Bonus points: If you do have such equipment or policy, ask an employee to actually relocate one of the items to see if the process meets all expectations — if not, conduct an on-the-spot safety talk with all the workers.

TASK 3: Wait until dark. Go out to the employee parking lot. Is there sufficient lighting to illuminate the path between that lot and the area where the revenue vehicles are parked? Is there a danger of a trip hazard? If so, replace all burnt out bulbs or make lighting improvement a top-five capital expenditure item.

Remember, everyone wants more vehicles, but worker compensation injuries can chew a big chunk of out of the bottom line through lost productivity, partial salary payments and insurance costs.

A word to renters: If you rent or lease your operational facilities, suggest to your landlord about your performing improvements for a percentage reduction in rent, i.e., $2,000 in capital investment for a $1,000 rent deduction.

By the way, additional lighting doubles as a deterrent for other break-ins and crime.

TASK 4: Check every set of stairs for hazards. Look for and fix absent or worn friction material, frayed carpeting, missing or loose handrails, or items stacked on edges of stairs.

TASK 5. Inspect and address shop working surfaces. Instruct the shop crew to inspect for oil and grease areas that have not been cleaned up, or maybe oil-dry that has not been swept up. Asking the staff to stop what they are doing and clean up their areas on the spot will emphasize expectations and responsibility.

Repeat this every three days until they understand the policy to immediately handle such hazards.

TASK 6. Stage Operation Sure-Step. During this operation, scout for employees getting on and off the vehicle without taking necessary precautions. Most injuries occur when employees are stepping off the vehicle. Watch for this either during pre-trips where they should they should have to get on and off during the process.  Better yet, watch when they return from a trip.
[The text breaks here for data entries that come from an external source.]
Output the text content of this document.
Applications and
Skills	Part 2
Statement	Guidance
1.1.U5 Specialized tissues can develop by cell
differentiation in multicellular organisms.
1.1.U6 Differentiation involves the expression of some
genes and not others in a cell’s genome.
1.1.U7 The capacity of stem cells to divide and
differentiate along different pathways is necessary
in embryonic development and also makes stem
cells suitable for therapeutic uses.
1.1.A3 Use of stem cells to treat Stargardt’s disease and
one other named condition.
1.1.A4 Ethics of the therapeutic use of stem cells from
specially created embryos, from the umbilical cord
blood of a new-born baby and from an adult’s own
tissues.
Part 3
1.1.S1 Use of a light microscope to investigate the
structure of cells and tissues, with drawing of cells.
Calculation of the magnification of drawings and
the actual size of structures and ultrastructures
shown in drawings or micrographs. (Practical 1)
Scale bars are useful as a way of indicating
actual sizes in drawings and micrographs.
They are more likely to be exiting with their hands full — and without three points of contact to help prevent falls.

TASK 7. Beware of walking zombies. Humans are becoming increasingly tied socially to their smartphones, while the industry is asking drivers to not use their personal cell phones while driving the company vehicle.

As a result, smartphone timeouts are creating a nation of walking zombies when the timeout is over. I see it weekly when planes land and passengers empty into the terminal staring at their small screens. The same thing could be happening in your facilities.

With restrictions in place — and hopefully followed — drivers are turning on the personal phone once they park the vehicle and while catching up on the walk back to the building — making them oblivious to potential hazards. Watch for walking zombies in the lot, and talk about this at your next safety meeting.

TASK 8. Require chocks and jack stands. This task requires trips through the garage on three separate days during peak operating hours. If a vehicle in for service has any wheels on the ground, at least one should be chocked. Any vehicle on a lift in the area, either partially or entirely, should have jack stands in use for emergency support. If you don’t have enough chocks or jack stands, get more. If they are not being used, have a toolbox meeting and make it mandatory.

While the injuries that result from mishaps that that these practices can prevent may seem few and far between, they are usually very serious and very costly when they do occur.

A caveat

It doesn’t count if you choose one of these tasks and find nothing wrong or anyone to counsel. Choose another. Somehow I’m guessing you know exactly which of these tasks will be fruitful before you even start.